21 января 1924 года Владимир Ильич Ленин умер.
Вьется метель по ночным улицам Ленинграда, продувает насквозь перекошенные рты обезумевших арок, подхватывает колючим своим дыханием скомканные газеты с одной и той же новостью на первых страницах, подкидывает их вверх и уносит с собой в темноту.
Красноармеец Петр кутается в шинель, прижимает к щекам воротник, укрываясь от снега, бьющего прямо в лицо, и идет
Загораются фонари, нервным тиком моргают и снова гаснут.
Снег тяжело скрипит под красноармейскими сапогами, истоптавшими тысячи дорог. Из-под полов шинели валятся воспоминания, много воспоминаний, и все они что-то да значат, но все же катятся по гололеду, летят вместе с ветром назад, где их уже никто никогда не увидит.
В небольшой луже грязного света, растекшейся по снегу из раненного в шею фонаря, шевелится темный комочек – что-то маленькое, живое и дрожащее. Красноармеец Петр ускоряет шаг, сворачивает в сторону и приближается к фонарю. Он видит рыжего котенка, свернувшегося в клубок; снег вокруг него растаял.

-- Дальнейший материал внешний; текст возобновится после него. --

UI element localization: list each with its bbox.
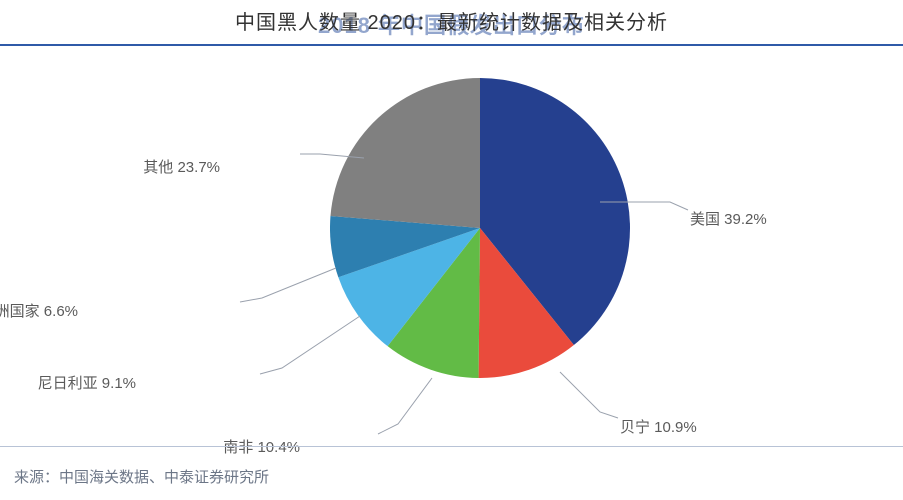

— Что ж ты делаешь тут, малыш? Совсем, я вижу, продрог. Иди скорее ко мне.
Петр поднимает котенка на руки: он еще совсем маленький, месяц от роду, шерсть его грязная и мокрая, и горят зеленым его сонные глаза. Не боится котенок Петра и ласково ему мурлычет. Красноармеец улыбается котику и укрывает его у себя на груди за теплой шинелью. Только любопытная чумазая мордочка осталась снаружи.
— Пошли, котик. Дам тебе новый дом. Будешь жить у меня, — говорит ему Петр.
— Спасибо, — отвечает котик.
Красноармеец Петр идет вперед, и по-прежнему снег под ногами скрипит, и все так же темно и пустынно на Невском проспекте, но ветер стихает, он уже не рвется наружу из черных и злых подворотен.
Когда Петр с котиком приближается к фонарям, те вспыхивают, а затем снова гаснут за спиной, когда красноармеец проходит дальше. Свет фонарей идет вместе с ним.
Слабый, расплывчатый свет появляется впереди, и из морозной ночи выходят люди с высоко поднятыми вверх красными знаменами. Идут они стройно и держат шаг – шаг тяжелый и тягостный, медленный и печальный. Слышно, как звонко катится по гололеду их неровное пение, как вздрагивает оно и дышит.
Останавливается Петр под фонарем, свет которого с каждой секундой становится ярче.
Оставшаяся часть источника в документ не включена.